Pássaros cantando a plenos pulmões, javalis andando pela cidade e golfinhos de volta às costas. Poluição diminuindo. O confinamento deu aos animais via livre enquanto os humanos têm mais tempo para observar a natureza. Nos primeiros dias de confinamento pelo coronavírus, os moradores de muitas cidades redescobriram o canto dos pássaros. Javalis foram vistos em Barcelona e um puma selvagem percorreu as ruas desertas de Santiago do Chile.

Com o declínio brutal da presença humana nas ruas, os animais selvagens urbanos “têm caminho livre para passear pelas cidades”, disse Romain Julliard, diretor de pesquisa do Museu Nacional de História Natural de Paris, à AFP. Ele cita o exemplo das raposas. Esses animais “mudam seu comportamento muito rapidamente, quando um espaço fica quieto, eles vão”, diz. Além disso, animais e pássaros que vivem em parques urbanos, como pardais, pombos e corvos, podem deixar seu território habitual e “liberar espaço para outros animais”.

Quanto aos pássaros, não é que existam mais, mas que agora eles podem ser ouvidos cantando. Alguns pássaros “param de cantar quando há barulho.
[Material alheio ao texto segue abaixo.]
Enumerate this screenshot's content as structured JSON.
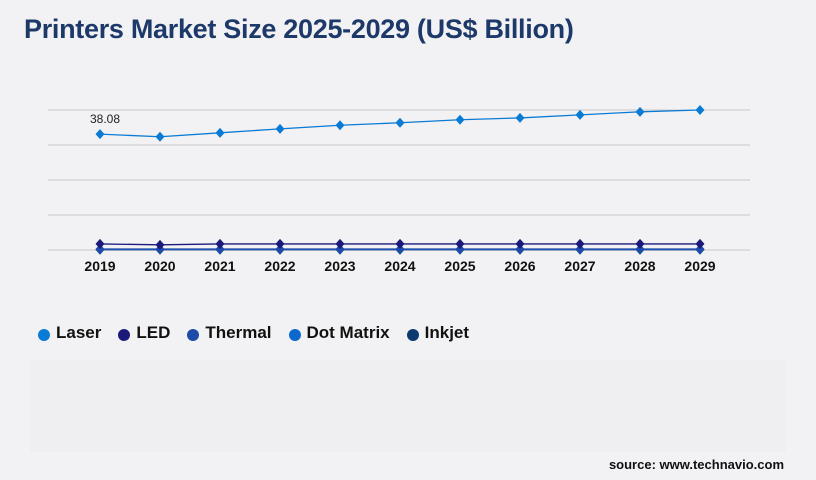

Agora cantam novamente”, explica Jérôme Sueur, especialista em acústica do Museu Nacional de História Natural. O confinamento dos seres humanos coincide, para certas espécies, com o período de acasalamento. É o caso do sapo-comum e da salamandra-malhada, que “são frequentemente atropelados quando atravessam as ruas”, explica Jean-Noël Rieffel, diretor regional do Escritório Francês de Biodiversidade.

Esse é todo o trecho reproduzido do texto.